Erstinstanzlich hat die Antragstellerin beantragt, den Antragsgegner zu verpflichten, an sie für das gemeinsame Kind ab Oktober 2009 monatlichen Kindesunterhalt i.H.v. 240,00 EUR zu zahlen.
Das FamG hat den Antragsgegner verpflichtet, Kindesunterhalt i.H.v. 100,00 EUR für die Zeit von Oktober 2009 bis September 2010 und i.H.v. 240,00 EUR monatlich ab Oktober 2010 zu zahlen. Hierbei hat es dem Antragsgegner ein fiktives Einkommen aus einer Haupt- und ggf. einer zusätzlichen Nebentätigkeit zugerechnet. Für eine Übergangsfrist von einem Jahr ist es von geringeren Einkünften in unbezifferter Höhe ausgegangen, um dem Antragsgegner zunächst Gelegenheit zu geben, die deutsche Sprache zu erlernen.
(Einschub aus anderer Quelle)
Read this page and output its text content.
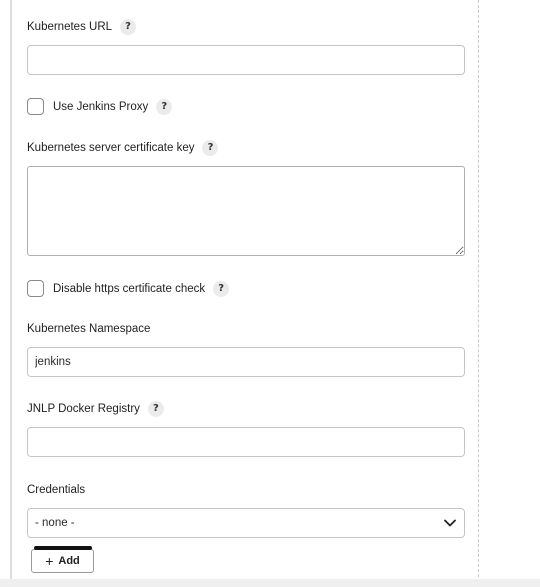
Kubernetes URL	?
Use Jenkins Proxy	?
Kubernetes server certificate key	?
Disable https certificate check	?
Kubernetes Namespace
jenkins
JNLP Docker Registry	?
Credentials
- none -
+ Add
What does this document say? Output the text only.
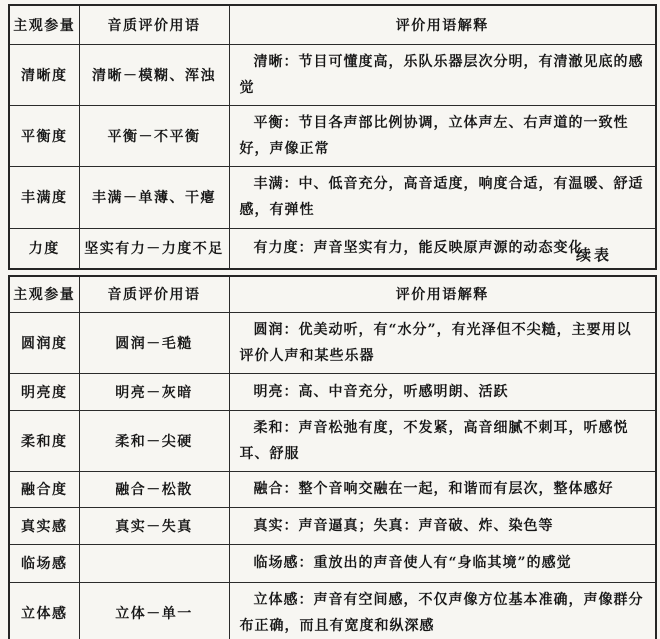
主观参量	音质评价用语	评价用语解释
清晰度	清晰－模糊、浑浊	清晰：节目可懂度高，乐队乐器层次分明，有清澈见底的感觉
平衡度	平衡－不平衡	平衡：节目各声部比例协调，立体声左、右声道的一致性好，声像正常
丰满度	丰满－单薄、干瘪	丰满：中、低音充分，高音适度，响度合适，有温暖、舒适感，有弹性
力度	坚实有力－力度不足	有力度：声音坚实有力，能反映原声源的动态变化
续表
主观参量	音质评价用语	评价用语解释
圆润度	圆润－毛糙	圆润：优美动听，有“水分”，有光泽但不尖糙，主要用以评价人声和某些乐器
明亮度	明亮－灰暗	明亮：高、中音充分，听感明朗、活跃
柔和度	柔和－尖硬	柔和：声音松弛有度，不发紧，高音细腻不刺耳，听感悦耳、舒服
融合度	融合－松散	融合：整个音响交融在一起，和谐而有层次，整体感好
真实感	真实－失真	真实：声音逼真；失真：声音破、炸、染色等
临场感		临场感：重放出的声音使人有“身临其境”的感觉
立体感	立体－单一	立体感：声音有空间感，不仅声像方位基本准确，声像群分布正确，而且有宽度和纵深感
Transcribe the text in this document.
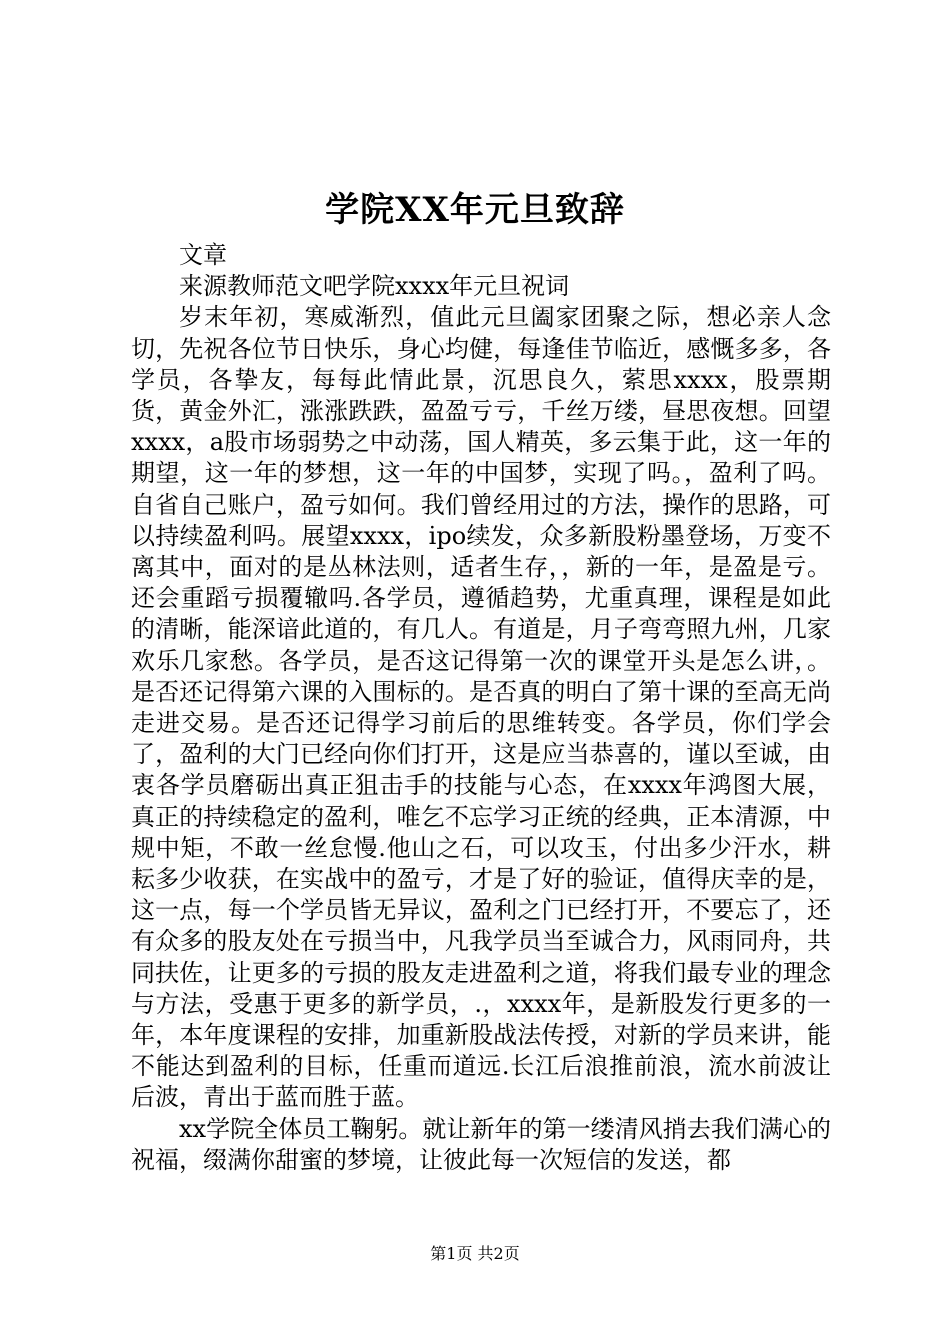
学院XX年元旦致辞

文章

来源教师范文吧学院xxxx年元旦祝词

岁末年初，寒威渐烈，值此元旦阖家团聚之际，想必亲人念切，先祝各位节日快乐，身心均健，每逢佳节临近，感慨多多，各学员，各挚友，每每此情此景，沉思良久，萦思xxxx，股票期货，黄金外汇，涨涨跌跌，盈盈亏亏，千丝万缕，昼思夜想。回望xxxx，a股市场弱势之中动荡，国人精英，多云集于此，这一年的期望，这一年的梦想，这一年的中国梦，实现了吗。，盈利了吗。自省自己账户，盈亏如何。我们曾经用过的方法，操作的思路，可以持续盈利吗。展望xxxx，ipo续发，众多新股粉墨登场，万变不离其中，面对的是丛林法则，适者生存，，新的一年，是盈是亏。还会重蹈亏损覆辙吗.各学员，遵循趋势，尤重真理，课程是如此的清晰，能深谙此道的，有几人。有道是，月子弯弯照九州，几家欢乐几家愁。各学员，是否这记得第一次的课堂开头是怎么讲，。是否还记得第六课的入围标的。是否真的明白了第十课的至高无尚走进交易。是否还记得学习前后的思维转变。各学员，你们学会了，盈利的大门已经向你们打开，这是应当恭喜的，谨以至诚，由衷各学员磨砺出真正狙击手的技能与心态，在xxxx年鸿图大展，真正的持续稳定的盈利，唯乞不忘学习正统的经典，正本清源，中规中矩，不敢一丝怠慢.他山之石，可以攻玉，付出多少汗水，耕耘多少收获，在实战中的盈亏，才是了好的验证，值得庆幸的是，这一点，每一个学员皆无异议，盈利之门已经打开，不要忘了，还有众多的股友处在亏损当中，凡我学员当至诚合力，风雨同舟，共同扶佐，让更多的亏损的股友走进盈利之道，将我们最专业的理念与方法，受惠于更多的新学员，.，xxxx年，是新股发行更多的一年，本年度课程的安排，加重新股战法传授，对新的学员来讲，能不能达到盈利的目标，任重而道远.长江后浪推前浪，流水前波让后波，青出于蓝而胜于蓝。

xx学院全体员工鞠躬。就让新年的第一缕清风捎去我们满心的祝福，缀满你甜蜜的梦境，让彼此每一次短信的发送，都

第1页 共2页
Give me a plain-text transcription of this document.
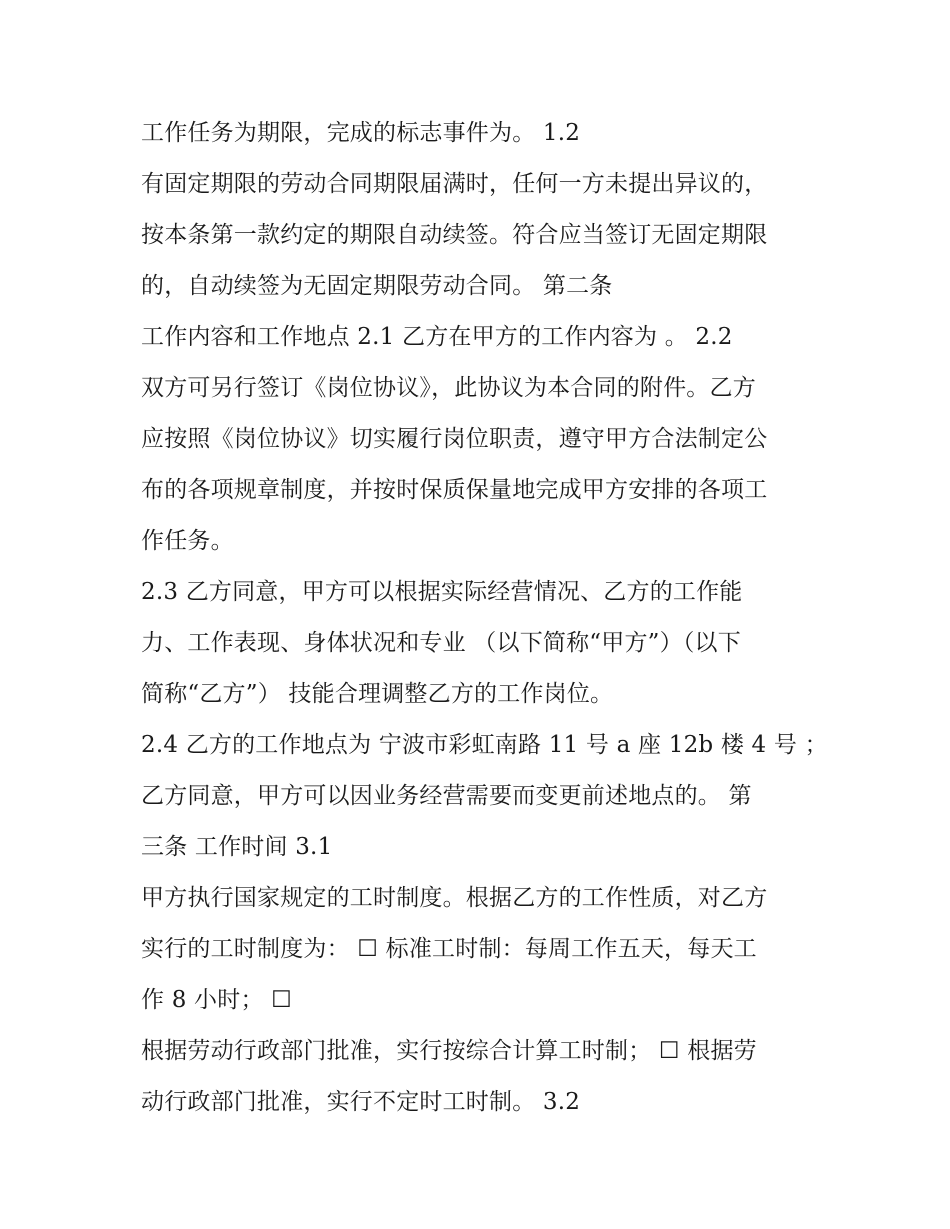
工作任务为期限，完成的标志事件为。 1.2
有固定期限的劳动合同期限届满时，任何一方未提出异议的，
按本条第一款约定的期限自动续签。符合应当签订无固定期限
的，自动续签为无固定期限劳动合同。 第二条
工作内容和工作地点 2.1 乙方在甲方的工作内容为 。 2.2
双方可另行签订《岗位协议》，此协议为本合同的附件。乙方
应按照《岗位协议》切实履行岗位职责，遵守甲方合法制定公
布的各项规章制度，并按时保质保量地完成甲方安排的各项工
作任务。
2.3 乙方同意，甲方可以根据实际经营情况、乙方的工作能
力、工作表现、身体状况和专业 （以下简称“甲方”）（以下
简称“乙方”） 技能合理调整乙方的工作岗位。
2.4 乙方的工作地点为 宁波市彩虹南路 11 号 a 座 12b 楼 4 号 ；
乙方同意，甲方可以因业务经营需要而变更前述地点的。 第
三条 工作时间 3.1
甲方执行国家规定的工时制度。根据乙方的工作性质，对乙方
实行的工时制度为： ☐ 标准工时制：每周工作五天，每天工
作 8 小时； ☐
根据劳动行政部门批准，实行按综合计算工时制； ☐ 根据劳
动行政部门批准，实行不定时工时制。 3.2
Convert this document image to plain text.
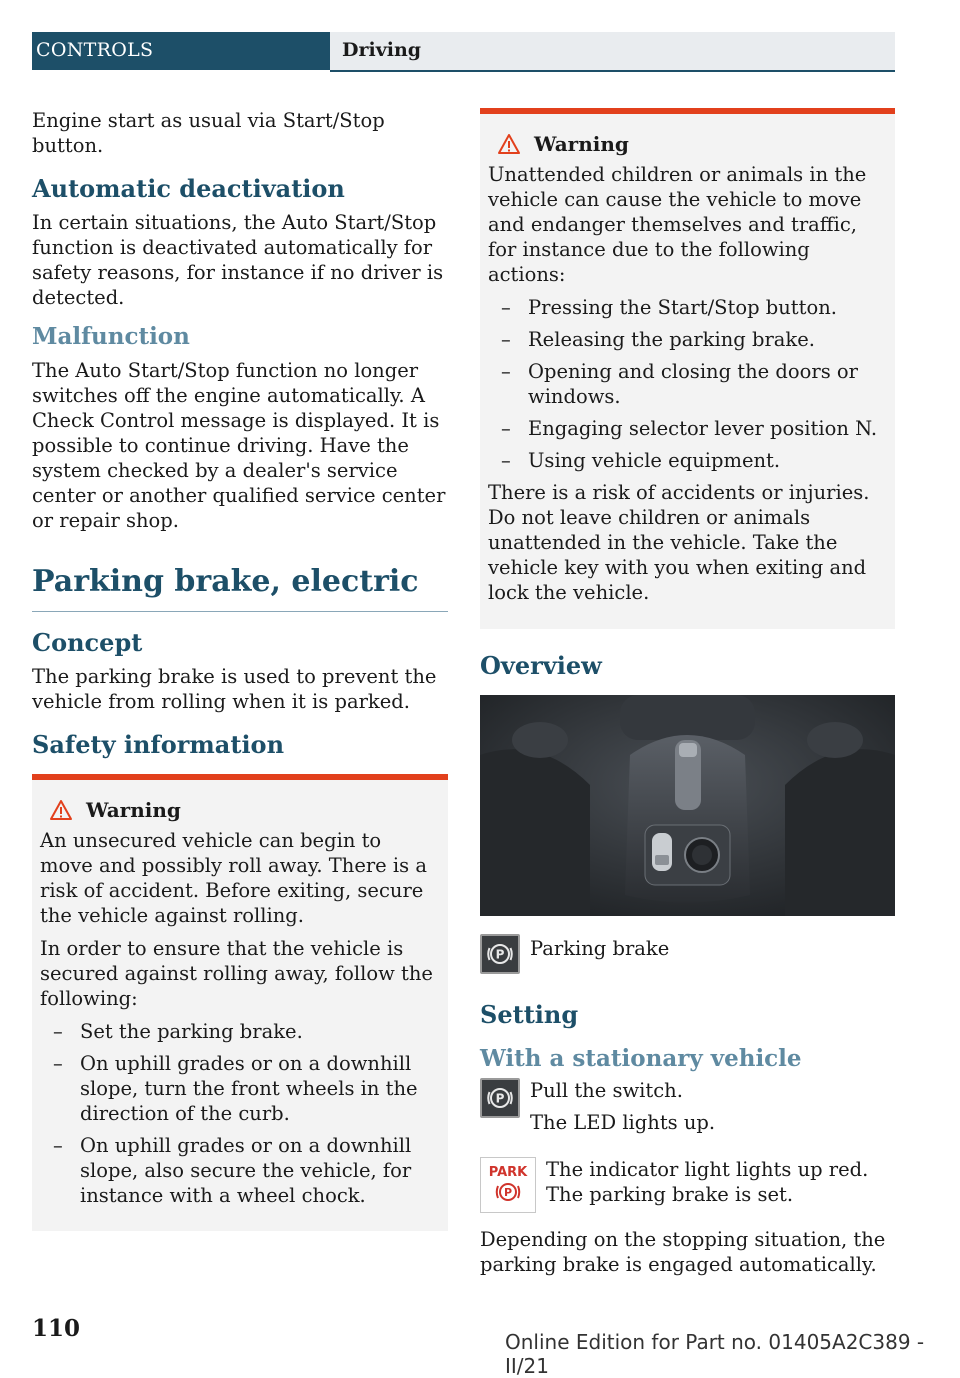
CONTROLS	Driving

Engine start as usual via Start/Stop button.

Automatic deactivation

In certain situations, the Auto Start/Stop function is deactivated automatically for safety reasons, for instance if no driver is detected.

Malfunction

The Auto Start/Stop function no longer switches off the engine automatically. A Check Control message is displayed. It is possible to continue driving. Have the system checked by a dealer's service center or another qualified service center or repair shop.

Parking brake, electric
Concept

The parking brake is used to prevent the vehicle from rolling when it is parked.

Safety information
Warning

An unsecured vehicle can begin to move and possibly roll away. There is a risk of accident. Before exiting, secure the vehicle against rolling.

In order to ensure that the vehicle is secured against rolling away, follow the following:

– Set the parking brake.
– On uphill grades or on a downhill slope, turn the front wheels in the direction of the curb.
– On uphill grades or on a downhill slope, also secure the vehicle, for instance with a wheel chock.
Warning

Unattended children or animals in the vehicle can cause the vehicle to move and endanger themselves and traffic, for instance due to the following actions:

– Pressing the Start/Stop button.
– Releasing the parking brake.
– Opening and closing the doors or windows.
– Engaging selector lever position N.
– Using vehicle equipment.

There is a risk of accidents or injuries. Do not leave children or animals unattended in the vehicle. Take the vehicle key with you when exiting and lock the vehicle.

Overview
P Parking brake
Setting
With a stationary vehicle
P Pull the switch.

The LED lights up.

PARK
P

The indicator light lights up red. The parking brake is set.

Depending on the stopping situation, the parking brake is engaged automatically.

110	Online Edition for Part no. 01405A2C389 - II/21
Gegen den erstinstanzlichen Beschluss wandte sich der Antragsgegner mit der Beschwerde, die nur geringen Erfolg hatte.
Sachverhalt
Siehe Kurzzusammenfassung
Entscheidung
Das OLG hat der Antragstellerin für das gemeinsame Kind Unterhalt i.H.v. 100,00 EUR monatlich für die Zeit von Mai 2010 bis einschließlich September 2010 und i.H.v. 240,00 EUR ab Oktober 2010 zugesprochen.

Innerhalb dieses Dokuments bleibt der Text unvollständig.